李西平过去对诸葛阳宁的工作态度和工作能力还是很佩服的,但是当他开始研究麻城的土寨问题后,对于诸葛阳宁坚持不肯召唤援兵的行为愈发不满。县里没有一支机动兵力,事事都要协调乡勇,几乎没有任何应急能力。之所以会陷入这种窘境,就仅仅是因为诸葛阳宁要追求更高的政绩。
李西平转向大空:“师父,您这里的乡勇,能不能先借我一些?”眼下也只能先协调乡勇了,龙潭湖附近的村民在大空的资助下组织起来维护周边治安,是有一定的纪律的,先从大空这里拉点人,说服那些乡绅更方便。
不料大空双手合十:“阿弥陀佛,恕老衲实有苦衷。”
李西平一下子明白了。武魁、圆吉这样的匪伙能生存下来,不可能光靠武力,刚才大空也提到圆吉的敛财手段包括勒索附近的村庄。龙潭湖的乡勇并不强大,却能安心搞旅游,从来不受土匪侵扰,很显然,大空私下里也给土匪上贡。如此一来,剿匪的乡勇队伍组织起来为什么这么困难也就可想而知了。

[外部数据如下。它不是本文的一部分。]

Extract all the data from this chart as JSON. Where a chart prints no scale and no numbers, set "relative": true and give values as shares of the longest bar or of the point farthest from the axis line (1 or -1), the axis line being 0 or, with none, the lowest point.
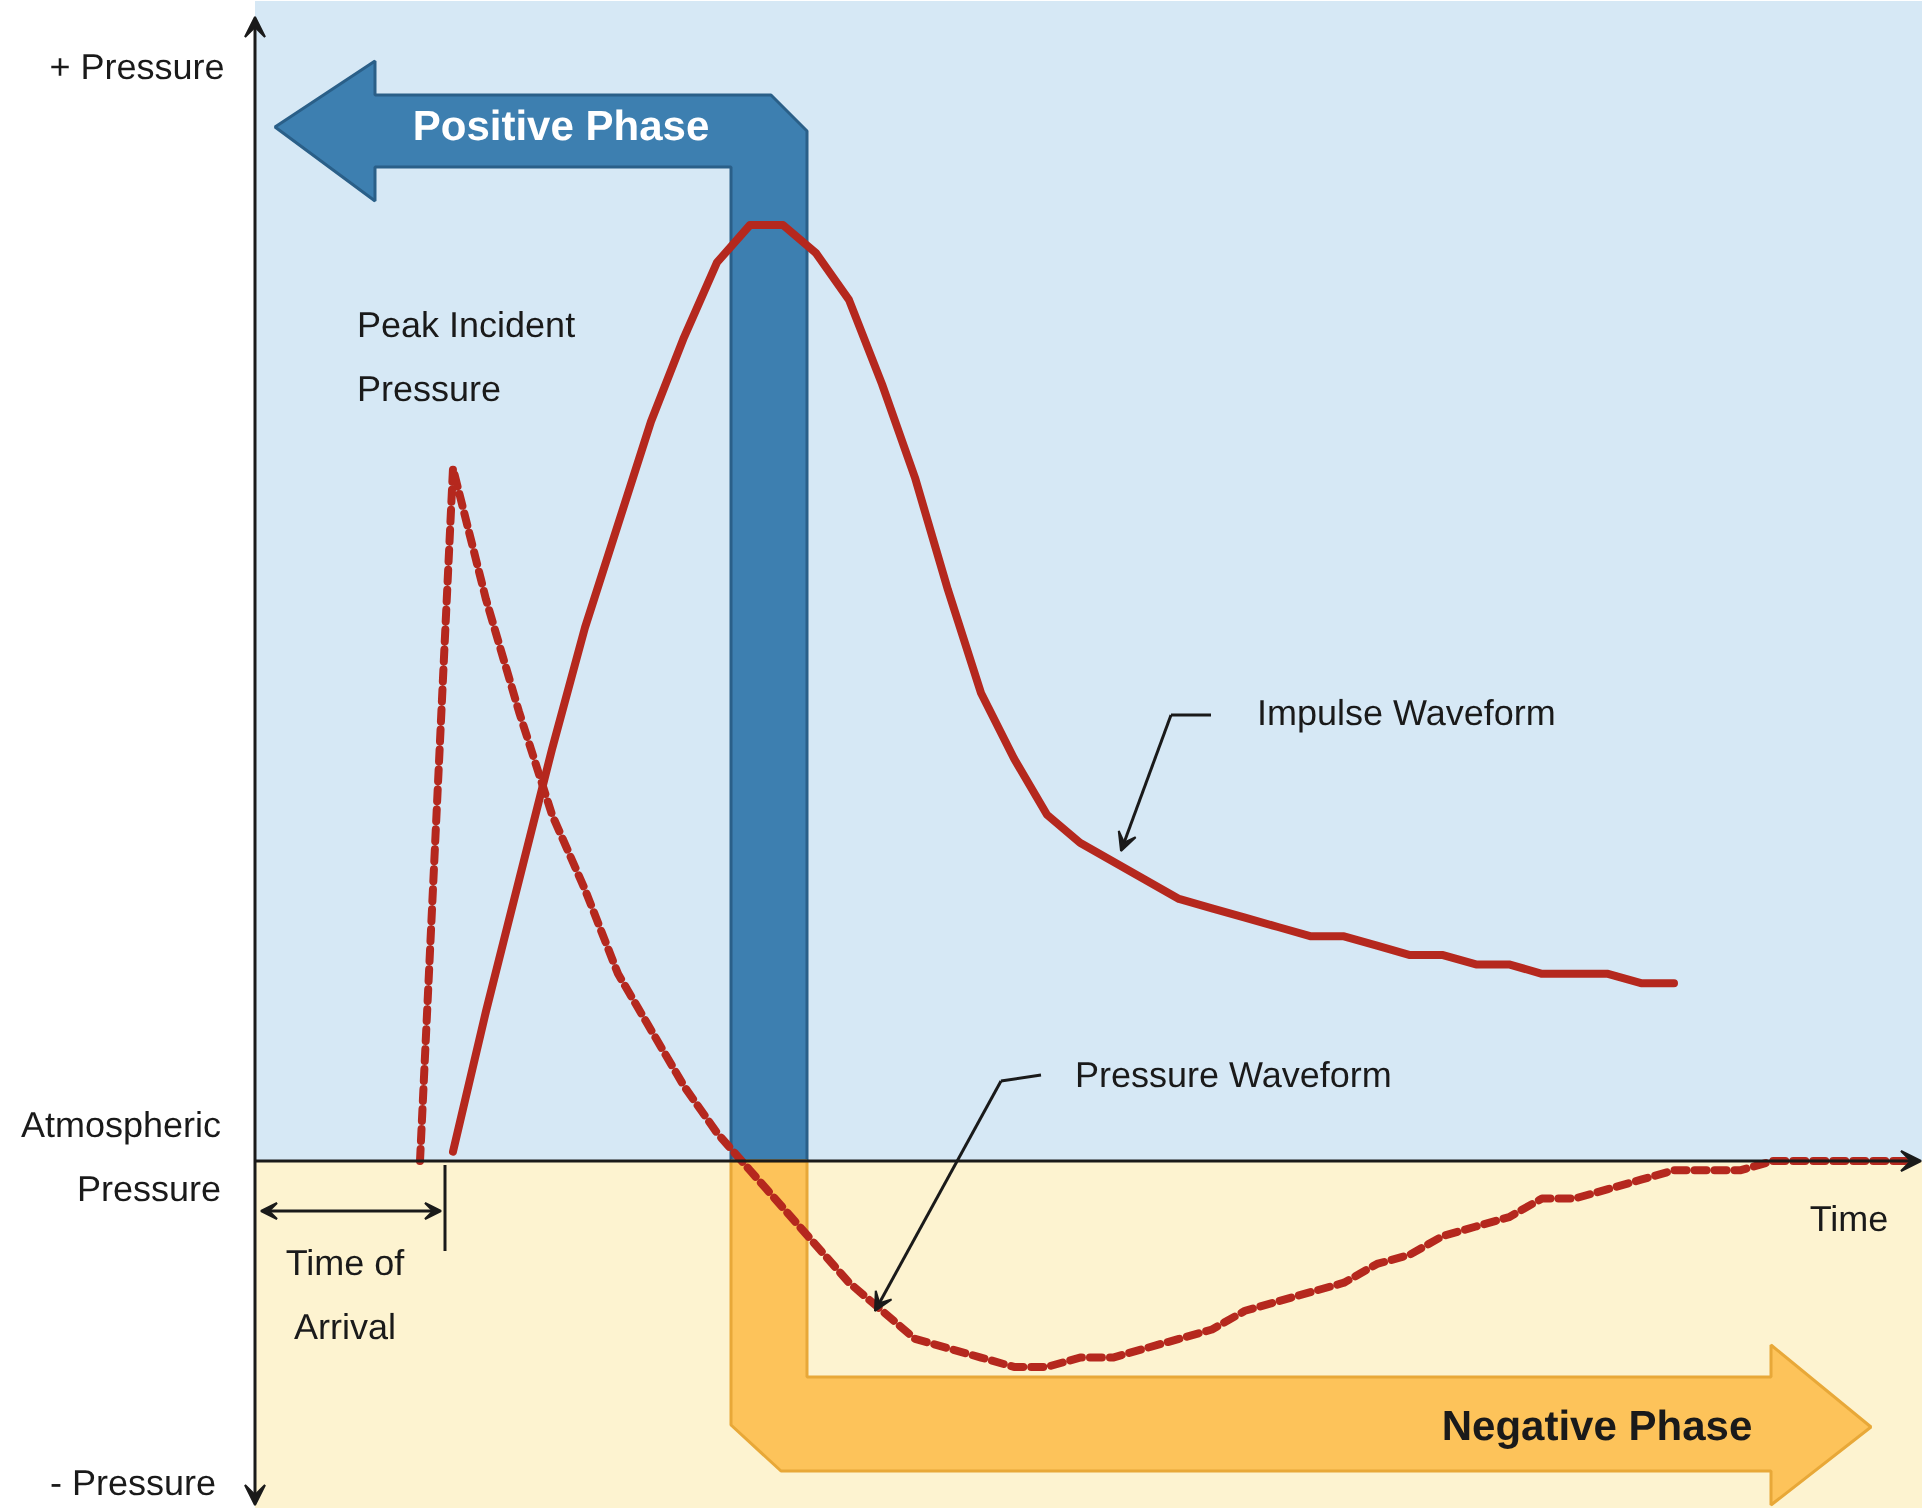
{
  "chart_data": {
    "type": "line",
    "relative": true,
    "xlabel": "Time",
    "categories": [
      null,
      null,
      null,
      null,
      null,
      null,
      null,
      null,
      null,
      null,
      null,
      null,
      null,
      null,
      null,
      null,
      null,
      null,
      null,
      null,
      null,
      null,
      null,
      null,
      null,
      null,
      null,
      null,
      null,
      null,
      null,
      null,
      null,
      null,
      null,
      null,
      null,
      null,
      null,
      null,
      null,
      null,
      null,
      null,
      null,
      null,
      null,
      null,
      null,
      null,
      null
    ],
    "series": [
      {
        "color": "#b5281e",
        "line_style": "solid",
        "values": [
          null,
          null,
          null,
          null,
          null,
          null,
          0.01,
          0.16,
          0.3,
          0.44,
          0.57,
          0.68,
          0.79,
          0.88,
          0.96,
          1.0,
          1.0,
          0.97,
          0.92,
          0.83,
          0.73,
          0.61,
          0.5,
          0.43,
          0.37,
          0.34,
          0.32,
          0.3,
          0.28,
          0.27,
          0.26,
          0.25,
          0.24,
          0.24,
          0.23,
          0.22,
          0.22,
          0.21,
          0.21,
          0.2,
          0.2,
          0.2,
          0.19,
          0.19,
          null,
          null,
          null,
          null,
          null,
          null,
          null
        ]
      },
      {
        "color": "#b5281e",
        "line_style": "dashed",
        "values": [
          null,
          null,
          null,
          null,
          null,
          0,
          0.74,
          0.6,
          0.48,
          0.37,
          0.29,
          0.2,
          0.14,
          0.08,
          0.03,
          -0.01,
          -0.05,
          -0.09,
          -0.13,
          -0.16,
          -0.19,
          -0.2,
          -0.21,
          -0.22,
          -0.22,
          -0.21,
          -0.21,
          -0.2,
          -0.19,
          -0.18,
          -0.16,
          -0.15,
          -0.14,
          -0.13,
          -0.11,
          -0.1,
          -0.08,
          -0.07,
          -0.06,
          -0.04,
          -0.04,
          -0.03,
          -0.02,
          -0.01,
          -0.01,
          -0.01,
          0,
          0,
          0,
          0,
          0
        ]
      }
    ],
    "annotations": [
      "+ Pressure",
      "Atmospheric Pressure",
      "- Pressure",
      "Peak Incident Pressure",
      "Time of Arrival",
      "Positive Phase",
      "Negative Phase",
      "Impulse Waveform",
      "Pressure Waveform"
    ]
  }
}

李西平当然没责怪大空,官府自己治不了土匪,如果还要求一个和尚绝不妥协,那也太不要脸了。李西平反而向大空作了个揖:“师父放心,我尽快解决。”
第一零七章 葭泊
赵登回头望去,葭泊已经火光冲天,风中还隐隐传来了哭号之声。
赵登又看了看自己的老婆和女儿,显然是不太放心。但赵登的老婆鲁大妮也不是看见杀人就瑟瑟发抖的弱女子,逃税逃到葭泊里的人,不管男女都是狠人。鲁大妮说:“你放心吧,我认得路,我带着女儿去芸秋村。”
葭泊在李西平那个世界并不存在,它是由于顺朝修建的水利工程而产生的一片湿地。这里并没有完整的湖泊,只有一片片芦苇荡,许多逃离户籍之人隐匿其中,以渔业和芦苇编织业为生,也利用小块土地种些粮食。这些人中有许多强悍之辈,别看是个编凉席的,你敢找他要芦苇税,他就敢一枪崩了你。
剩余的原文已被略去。